Pleasure and misery are opposites — how, then, can there be any pleasure in being miserable? Because the mind is a peculiar thing; it can seek pleasure in anything, even in a thing such as misery that is the opposite of pleasure. 

Consider hypochondriacs. They pretend to be sick so that they may get some attention and care. Such pretence requires reduced mobility, which can itself be a misery — yet they think such miseries are worth the pleasure of the attention and care. Or consider masochists. They gain some perverse pleasure in causing pain to themselves. A tragic example is people with a cutting compulsion. 

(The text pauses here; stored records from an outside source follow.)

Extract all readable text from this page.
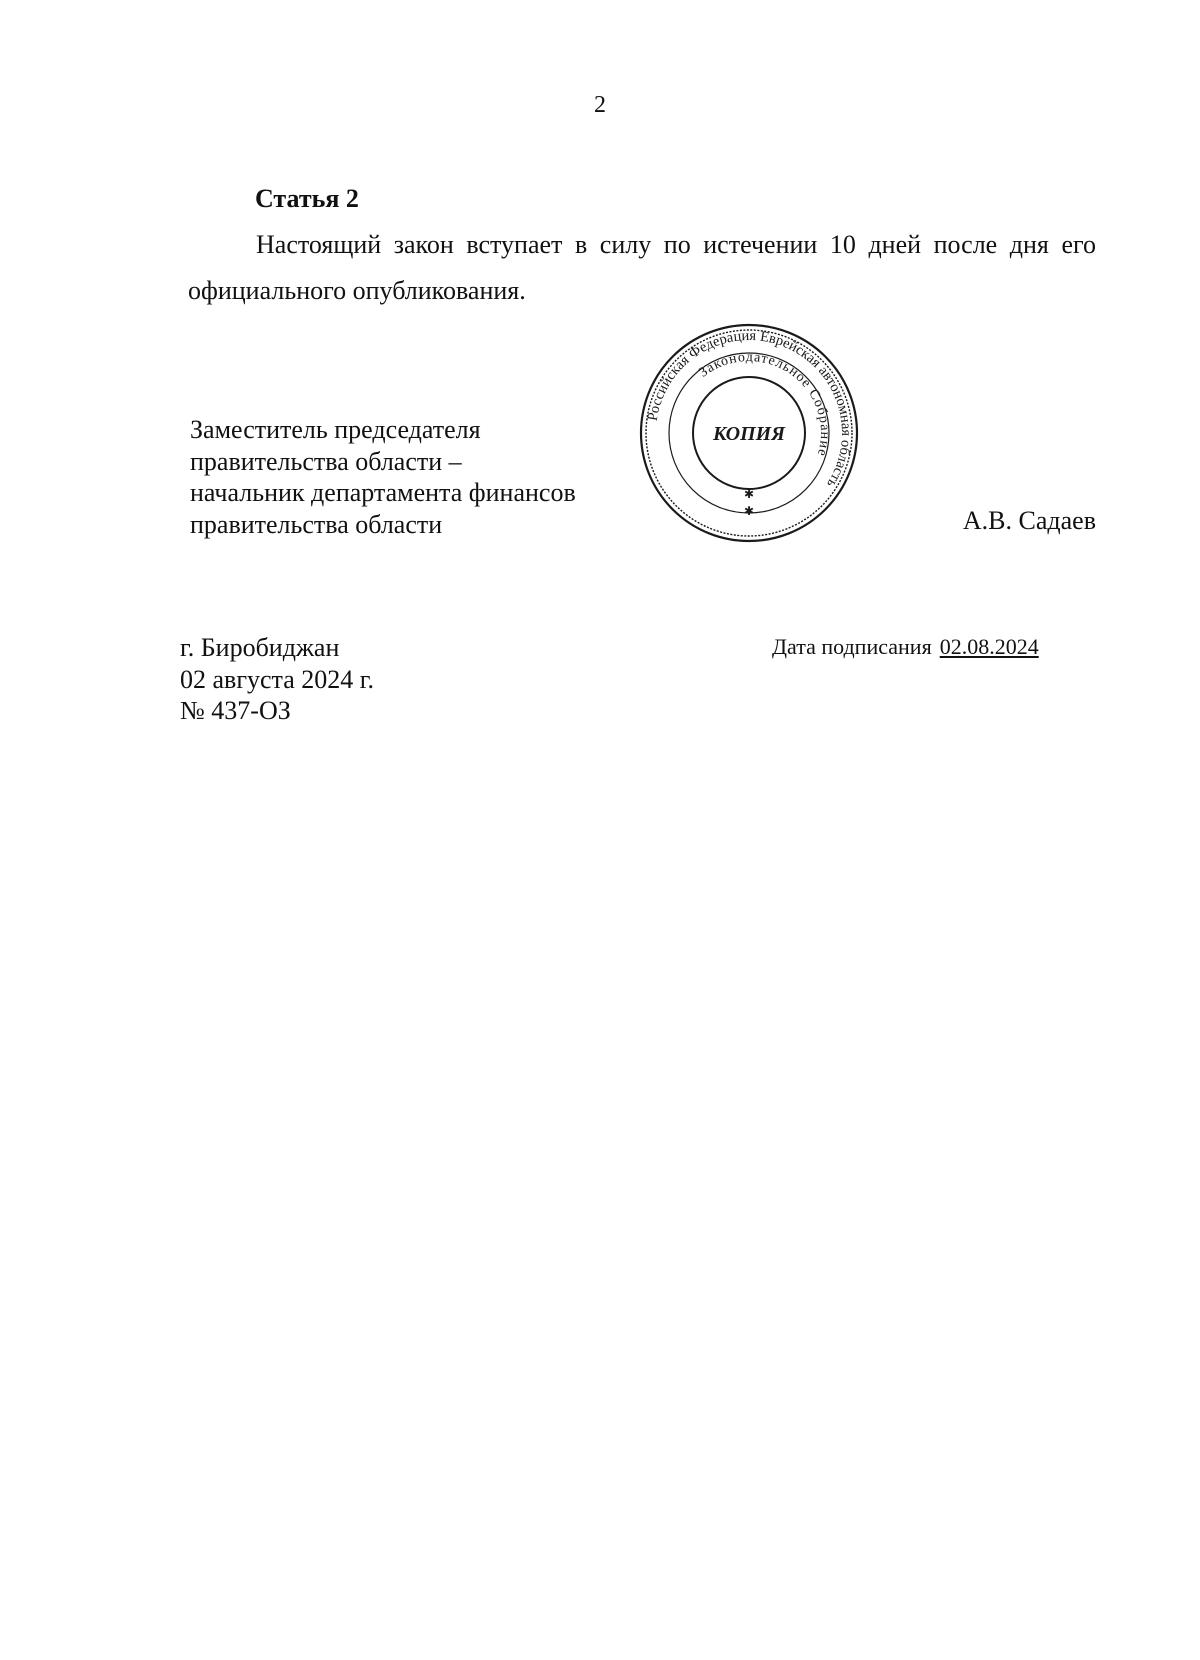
2
Статья 2
Настоящий закон вступает в силу по истечении 10 дней после дня его
официального опубликования.
Заместитель председателя
правительства области –
начальник департамента финансов
правительства области
Российская Федерация Еврейская автономная область
Законодательное Собрание
КОПИЯ
✱
✱	А.В. Садаев
г. Биробиджан
02 августа 2024 г.
№ 437-ОЗ
Дата подписания 02.08.2024
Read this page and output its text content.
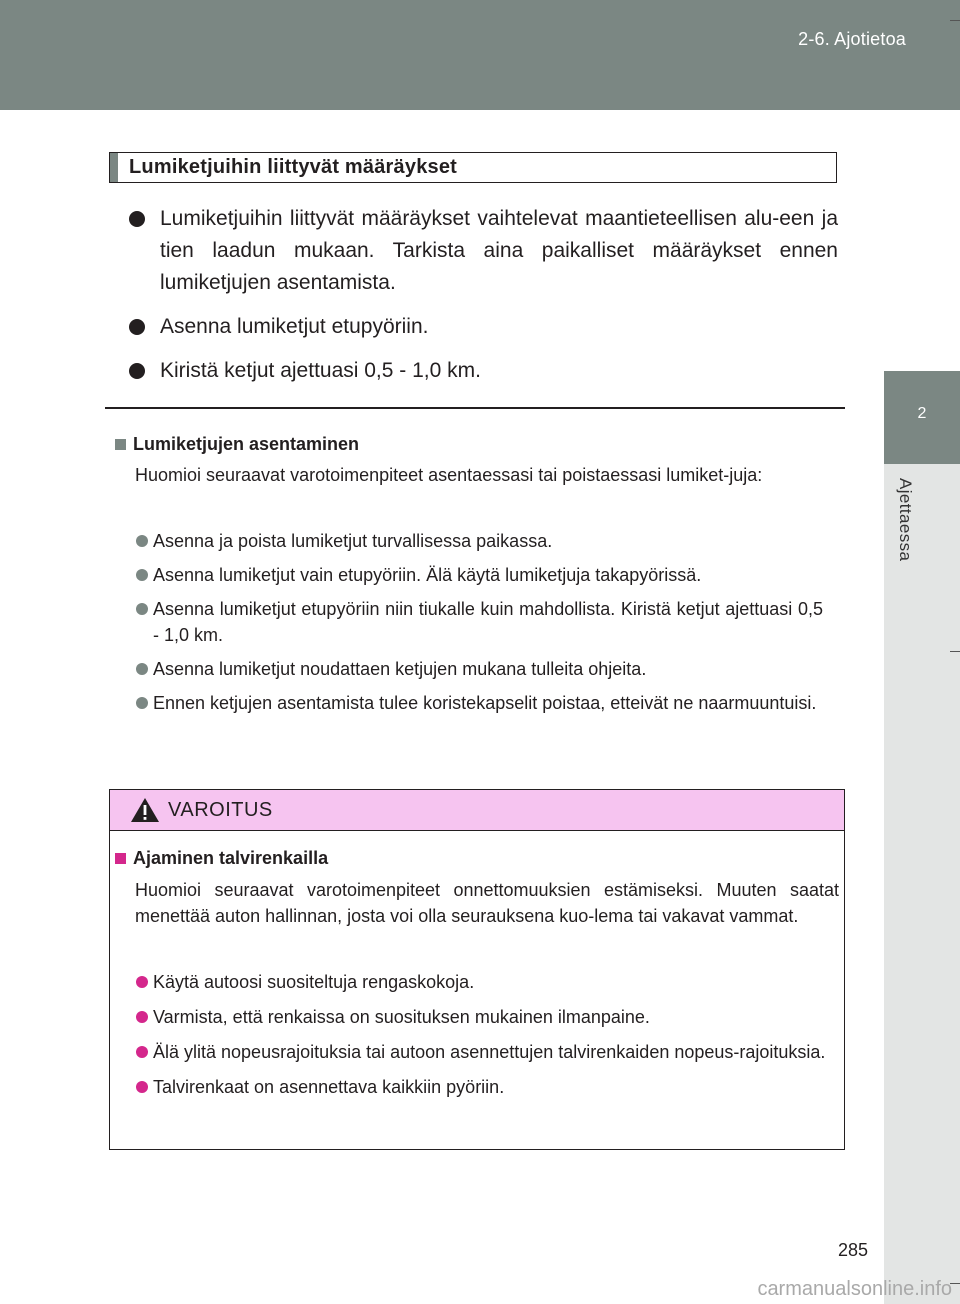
2-6. Ajotietoa
2
Ajettaessa
Lumiketjuihin liittyvät määräykset
Lumiketjuihin liittyvät määräykset vaihtelevat maantieteellisen alu-een ja tien laadun mukaan. Tarkista aina paikalliset määräykset ennen lumiketjujen asentamista.
Asenna lumiketjut etupyöriin.
Kiristä ketjut ajettuasi 0,5 - 1,0 km.
Lumiketjujen asentaminen
Huomioi seuraavat varotoimenpiteet asentaessasi tai poistaessasi lumiket-juja:
Asenna ja poista lumiketjut turvallisessa paikassa.
Asenna lumiketjut vain etupyöriin. Älä käytä lumiketjuja takapyörissä.
Asenna lumiketjut etupyöriin niin tiukalle kuin mahdollista. Kiristä ketjut ajettuasi 0,5 - 1,0 km.
Asenna lumiketjut noudattaen ketjujen mukana tulleita ohjeita.
Ennen ketjujen asentamista tulee koristekapselit poistaa, etteivät ne naarmuuntuisi.
VAROITUS
Ajaminen talvirenkailla
Huomioi seuraavat varotoimenpiteet onnettomuuksien estämiseksi. Muuten saatat menettää auton hallinnan, josta voi olla seurauksena kuo-lema tai vakavat vammat.
Käytä autoosi suositeltuja rengaskokoja.
Varmista, että renkaissa on suosituksen mukainen ilmanpaine.
Älä ylitä nopeusrajoituksia tai autoon asennettujen talvirenkaiden nopeus-rajoituksia.
Talvirenkaat on asennettava kaikkiin pyöriin.
285
carmanualsonline.info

Even if we consider such people extreme, we probably know people who constantly complain about how terrible their life is. When they can thus blame everything outside of themselves for their plight, they no longer have to improve themselves as a precondition for improving their situation. Though they may be miserable, they comfort themselves by having a convenient excuse to stay the way they are. This comfort increases significantly if they can advertise their misery and thus become a center of attention. We often like to be the center of attention; if we don’t get it by doing something worthwhile or wonderful, then we seek it by showing how distinctive we are in the sufferings we are undergoing. 

Pertinently, the Bhagavad-gita (18.39) calls this psychological propensity pleasure in the mode of ignorance — it’s simply delusion from beginning to end. There’s no pleasure really, but we feel some sense of titillation in our lethargy, inebriety, self-pity and so forth. 

Thankfully, Gita wisdom provides the principles and practices to find higher happiness, thereby gaining the strength to resist the pleasure of being miserable. 

One-sentence summary:

Don’t underestimate the pleasure of being miserable, especially when the misery can be advertised — take responsibility to resist it.

Think it over:

  • Give two examples of people who get pleasure in being miserable.
  • What is the pleasure in being miserable?
  • How can we resist this temptation to be miserable? 

***

18.39: And that happiness which is blind to self-realization, which is delusion from beginning to end and which arises from sleep, laziness and illusion is said to be of the nature of ignorance.